Presente lo tengo Yo
Veo con interés, señor licenciado, que no trae en la frente la señal de ceniza que los católicos llevan este día.
-¡Qué observadora es usted, amiga mía! Estoy seguro de que si llevara yo en la cabeza un ganso, una sandía, o un turbante de moro con plumas de pavo real, también lo notaría usted.
-Favor que me hace, licenciado. Pero ¿puedo preguntarle por qué no lleva esa seña cineraria?
-Usted puede preguntarme cualquier cosa. Que yo le conteste ya es otro cantar.
-¿He cometido acaso indiscreción?
-Una mujer nunca es indiscreta. Mire: desde que cumplí los 18 años dejé de ir a la iglesia para que el sacerdote me impusiera la ceniza. Y vaya que en ese tiempo el saltillense que no mostraba esa señal era considerado apóstata o hereje. La gente lo veía con hostilidad, y se apartaba de él igual que de un leproso. Aun así, a tan temprana edad yo decidí no volver a llevar en la frente eso que se llamaba “desusito”, o sea la cruz dibujada con ceniza.
-¿Por qué decidió eso, licenciado?
-Se lo diré después.
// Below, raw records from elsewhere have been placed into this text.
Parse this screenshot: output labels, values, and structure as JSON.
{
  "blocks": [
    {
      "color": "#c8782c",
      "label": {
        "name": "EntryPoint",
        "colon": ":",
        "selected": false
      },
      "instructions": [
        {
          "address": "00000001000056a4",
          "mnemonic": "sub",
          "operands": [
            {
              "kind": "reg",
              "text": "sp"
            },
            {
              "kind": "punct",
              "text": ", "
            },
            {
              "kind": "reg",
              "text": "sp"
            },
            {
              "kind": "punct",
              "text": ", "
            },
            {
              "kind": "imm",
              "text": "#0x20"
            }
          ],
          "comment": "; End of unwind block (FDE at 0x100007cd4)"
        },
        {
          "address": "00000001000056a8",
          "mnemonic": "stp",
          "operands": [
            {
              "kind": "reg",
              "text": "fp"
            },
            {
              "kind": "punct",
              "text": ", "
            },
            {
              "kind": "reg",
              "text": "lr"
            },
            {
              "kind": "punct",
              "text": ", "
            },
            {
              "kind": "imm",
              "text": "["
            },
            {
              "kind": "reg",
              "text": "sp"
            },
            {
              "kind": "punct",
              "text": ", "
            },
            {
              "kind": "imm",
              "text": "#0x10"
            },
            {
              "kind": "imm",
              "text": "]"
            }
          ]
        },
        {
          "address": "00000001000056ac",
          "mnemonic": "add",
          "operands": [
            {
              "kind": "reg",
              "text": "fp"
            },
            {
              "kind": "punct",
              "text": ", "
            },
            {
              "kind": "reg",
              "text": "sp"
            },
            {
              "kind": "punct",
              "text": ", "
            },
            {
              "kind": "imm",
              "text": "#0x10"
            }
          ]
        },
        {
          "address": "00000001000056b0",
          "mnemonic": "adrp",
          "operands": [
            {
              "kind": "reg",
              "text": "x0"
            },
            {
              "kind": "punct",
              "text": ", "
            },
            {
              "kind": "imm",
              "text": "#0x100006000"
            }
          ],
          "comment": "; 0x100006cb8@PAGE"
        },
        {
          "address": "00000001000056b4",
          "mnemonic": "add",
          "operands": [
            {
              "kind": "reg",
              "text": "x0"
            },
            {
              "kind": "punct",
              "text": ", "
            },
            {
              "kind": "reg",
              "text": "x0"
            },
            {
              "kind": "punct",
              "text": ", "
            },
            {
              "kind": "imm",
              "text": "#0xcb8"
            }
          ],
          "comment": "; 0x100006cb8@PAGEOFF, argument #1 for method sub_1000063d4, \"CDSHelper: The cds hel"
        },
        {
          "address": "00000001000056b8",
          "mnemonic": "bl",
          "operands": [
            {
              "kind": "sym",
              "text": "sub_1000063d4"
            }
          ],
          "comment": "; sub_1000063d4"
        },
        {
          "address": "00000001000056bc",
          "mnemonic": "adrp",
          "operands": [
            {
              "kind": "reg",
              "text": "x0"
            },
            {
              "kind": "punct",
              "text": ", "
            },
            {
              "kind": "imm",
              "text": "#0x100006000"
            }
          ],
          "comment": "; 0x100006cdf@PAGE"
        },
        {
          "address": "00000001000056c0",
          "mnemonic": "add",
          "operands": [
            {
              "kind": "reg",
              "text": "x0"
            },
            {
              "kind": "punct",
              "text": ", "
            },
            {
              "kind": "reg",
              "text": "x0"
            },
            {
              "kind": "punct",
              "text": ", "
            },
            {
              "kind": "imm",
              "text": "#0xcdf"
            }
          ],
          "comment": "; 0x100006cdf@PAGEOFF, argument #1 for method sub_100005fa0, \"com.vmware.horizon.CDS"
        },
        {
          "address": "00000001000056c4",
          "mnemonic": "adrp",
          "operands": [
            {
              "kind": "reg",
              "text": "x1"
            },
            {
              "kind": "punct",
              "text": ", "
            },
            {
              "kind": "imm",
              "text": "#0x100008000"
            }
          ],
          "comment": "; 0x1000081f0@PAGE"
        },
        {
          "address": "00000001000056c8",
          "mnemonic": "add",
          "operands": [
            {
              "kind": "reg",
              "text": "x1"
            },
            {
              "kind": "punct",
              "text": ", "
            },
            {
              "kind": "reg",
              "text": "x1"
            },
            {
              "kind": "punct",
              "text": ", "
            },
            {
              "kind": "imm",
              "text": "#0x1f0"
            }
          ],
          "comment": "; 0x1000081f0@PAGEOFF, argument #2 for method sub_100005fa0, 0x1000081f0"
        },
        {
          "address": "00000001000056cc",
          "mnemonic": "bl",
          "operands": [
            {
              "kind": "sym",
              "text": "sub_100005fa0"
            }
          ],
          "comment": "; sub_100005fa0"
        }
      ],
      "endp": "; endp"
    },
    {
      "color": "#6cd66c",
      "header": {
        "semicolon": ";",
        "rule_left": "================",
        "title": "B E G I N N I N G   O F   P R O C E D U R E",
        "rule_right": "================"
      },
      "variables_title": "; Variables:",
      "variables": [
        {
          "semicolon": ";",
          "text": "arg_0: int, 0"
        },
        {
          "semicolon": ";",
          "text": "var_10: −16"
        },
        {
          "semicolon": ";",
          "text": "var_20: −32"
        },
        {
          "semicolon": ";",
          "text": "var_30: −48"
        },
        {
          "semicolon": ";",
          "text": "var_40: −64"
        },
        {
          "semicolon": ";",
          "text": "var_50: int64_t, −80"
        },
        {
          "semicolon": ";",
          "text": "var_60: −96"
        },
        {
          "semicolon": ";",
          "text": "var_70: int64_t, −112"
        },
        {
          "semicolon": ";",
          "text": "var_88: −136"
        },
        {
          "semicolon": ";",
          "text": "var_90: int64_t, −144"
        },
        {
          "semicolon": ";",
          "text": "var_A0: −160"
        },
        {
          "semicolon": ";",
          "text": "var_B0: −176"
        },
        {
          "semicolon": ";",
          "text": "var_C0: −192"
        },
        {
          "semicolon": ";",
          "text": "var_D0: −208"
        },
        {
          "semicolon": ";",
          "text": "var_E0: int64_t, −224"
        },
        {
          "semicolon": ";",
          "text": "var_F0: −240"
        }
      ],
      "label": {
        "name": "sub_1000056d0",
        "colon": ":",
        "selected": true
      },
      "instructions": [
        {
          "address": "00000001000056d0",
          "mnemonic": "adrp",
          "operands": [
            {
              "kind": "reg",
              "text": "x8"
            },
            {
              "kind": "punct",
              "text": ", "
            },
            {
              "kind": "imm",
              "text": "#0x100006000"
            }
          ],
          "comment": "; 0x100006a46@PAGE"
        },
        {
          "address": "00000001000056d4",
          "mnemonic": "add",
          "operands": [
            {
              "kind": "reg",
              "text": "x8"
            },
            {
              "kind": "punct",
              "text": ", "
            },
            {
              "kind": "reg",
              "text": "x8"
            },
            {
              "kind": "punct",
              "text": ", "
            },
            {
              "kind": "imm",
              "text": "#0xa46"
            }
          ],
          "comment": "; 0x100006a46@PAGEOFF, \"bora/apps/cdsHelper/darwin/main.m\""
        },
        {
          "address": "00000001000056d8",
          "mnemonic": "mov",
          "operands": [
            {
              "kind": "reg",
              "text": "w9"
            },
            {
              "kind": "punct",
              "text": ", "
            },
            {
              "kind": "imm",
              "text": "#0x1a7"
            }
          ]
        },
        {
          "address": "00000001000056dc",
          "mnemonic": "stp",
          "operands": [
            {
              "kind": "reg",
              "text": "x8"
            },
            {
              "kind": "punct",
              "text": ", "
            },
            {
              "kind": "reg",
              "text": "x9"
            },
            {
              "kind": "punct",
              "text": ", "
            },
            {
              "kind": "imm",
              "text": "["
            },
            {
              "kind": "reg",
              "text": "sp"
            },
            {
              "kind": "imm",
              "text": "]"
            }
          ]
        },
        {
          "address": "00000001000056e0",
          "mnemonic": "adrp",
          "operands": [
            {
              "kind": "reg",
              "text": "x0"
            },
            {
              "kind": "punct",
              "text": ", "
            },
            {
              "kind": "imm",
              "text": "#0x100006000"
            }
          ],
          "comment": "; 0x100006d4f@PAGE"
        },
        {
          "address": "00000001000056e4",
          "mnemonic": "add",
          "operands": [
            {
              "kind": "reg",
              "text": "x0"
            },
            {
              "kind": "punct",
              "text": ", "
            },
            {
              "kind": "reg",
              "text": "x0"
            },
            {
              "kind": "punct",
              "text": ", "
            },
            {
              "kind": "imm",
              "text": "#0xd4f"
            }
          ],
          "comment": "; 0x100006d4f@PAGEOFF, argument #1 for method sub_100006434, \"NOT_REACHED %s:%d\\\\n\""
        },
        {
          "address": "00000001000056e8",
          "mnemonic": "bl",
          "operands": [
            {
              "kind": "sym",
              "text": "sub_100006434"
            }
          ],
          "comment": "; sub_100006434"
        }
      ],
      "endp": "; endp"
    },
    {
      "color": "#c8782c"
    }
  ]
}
Primero le contaré un episodio de mi vida. Tenía yo un amigo muy querido. Era un muchacho ejemplar. Católico ferviente, oía misa y comulgaba a diario, no como nosotros, que íbamos a misa sólo los domingos y comulgábamos los primeros viernes nada más. Además mi amigo rezaba el rosario con su madre después de la merienda, e iba a la hora santa por la noche. Pertenecía a la ACJM, y llevaba siempre en el pecho una medalla de la Virgen, y un detente.
-Perdone mi ignorancia, licenciado. ¿Qué es un detente?
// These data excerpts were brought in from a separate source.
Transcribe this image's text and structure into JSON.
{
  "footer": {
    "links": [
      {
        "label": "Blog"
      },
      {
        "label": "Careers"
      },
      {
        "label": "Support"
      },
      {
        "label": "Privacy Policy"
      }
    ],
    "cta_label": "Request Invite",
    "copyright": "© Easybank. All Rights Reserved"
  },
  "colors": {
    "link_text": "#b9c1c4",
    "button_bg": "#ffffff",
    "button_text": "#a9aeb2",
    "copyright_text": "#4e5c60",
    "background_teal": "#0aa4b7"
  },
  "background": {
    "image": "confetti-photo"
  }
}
-Era un escapulario con la imagen del Sagrado Corazón y una inscripción, seguramente dirigida al Espíritu Maligno, que decía. “¡Detente! ¡El Corazón de Jesús está conmigo!”.
¿Usted no usaba detente, licenciado?
-Jamás lo usé. Y sin embargo el Espíritu Maligno nunca me acometió. Seguramente no merecía yo sus acometidas. Pero estamos hablando de mi amigo. Era, como le dije, un muchacho modelo; muy religioso, muy cristiano. Pensábamos que se iba a ir al seminario. Un día, sin embargo, cambió de la noche a la mañana. Dejó de ir a la iglesia; se volvió asiduo parroquiano de la cantina que estaba en los bajos del Hotel Coahuila, y todos los fines de semana se iba al Triste con las muchachas malas.
-Extraño cambio. ¿A qué cree usted que se debió?
-Él mismo nos explicó la causa de esa transformación. Un miércoles de ceniza fue a que el padre le pusiera en la frente la señal. Al imponérsela dijo el sacerdote la frase del ritual: “Memento homo quia pulvis es et in pulverem reverteris”. Esa fórmula, como usted sabe, es un eco del Génesis (3,19). Significa: “Recuerda, hombre, que polvo eres y en polvo te convertirás”. Aquellas palabras calaron hondo en el alma de mi amigo. Se dijo: “Si polvo soy y en polvo habré de convertirme, entonces gozaré la vida antes de hacerme yo también cenizas”. Y desde entonces los días se le fueron en tratos pecaminosos con hombres de mal vivir y con mujeres de la vida airada. Cuando murió repentinamente por causa de sus vicios, a muy temprana edad, el señor cura García Siller nos dijo que de seguro nuestro amigo estaba condenado al fuego eterno. Por eso dejé yo de ponerme la ceniza.
-¿Por qué, señor licenciado?
La verdad no entiendo.
-¿Y todavía pregunta por qué, amiga mía?
Porque temo que aquellas palabras que escuchó mi amigo me induzcan también a mí al libertinaje. Y, la verdad, no quiero condenarme.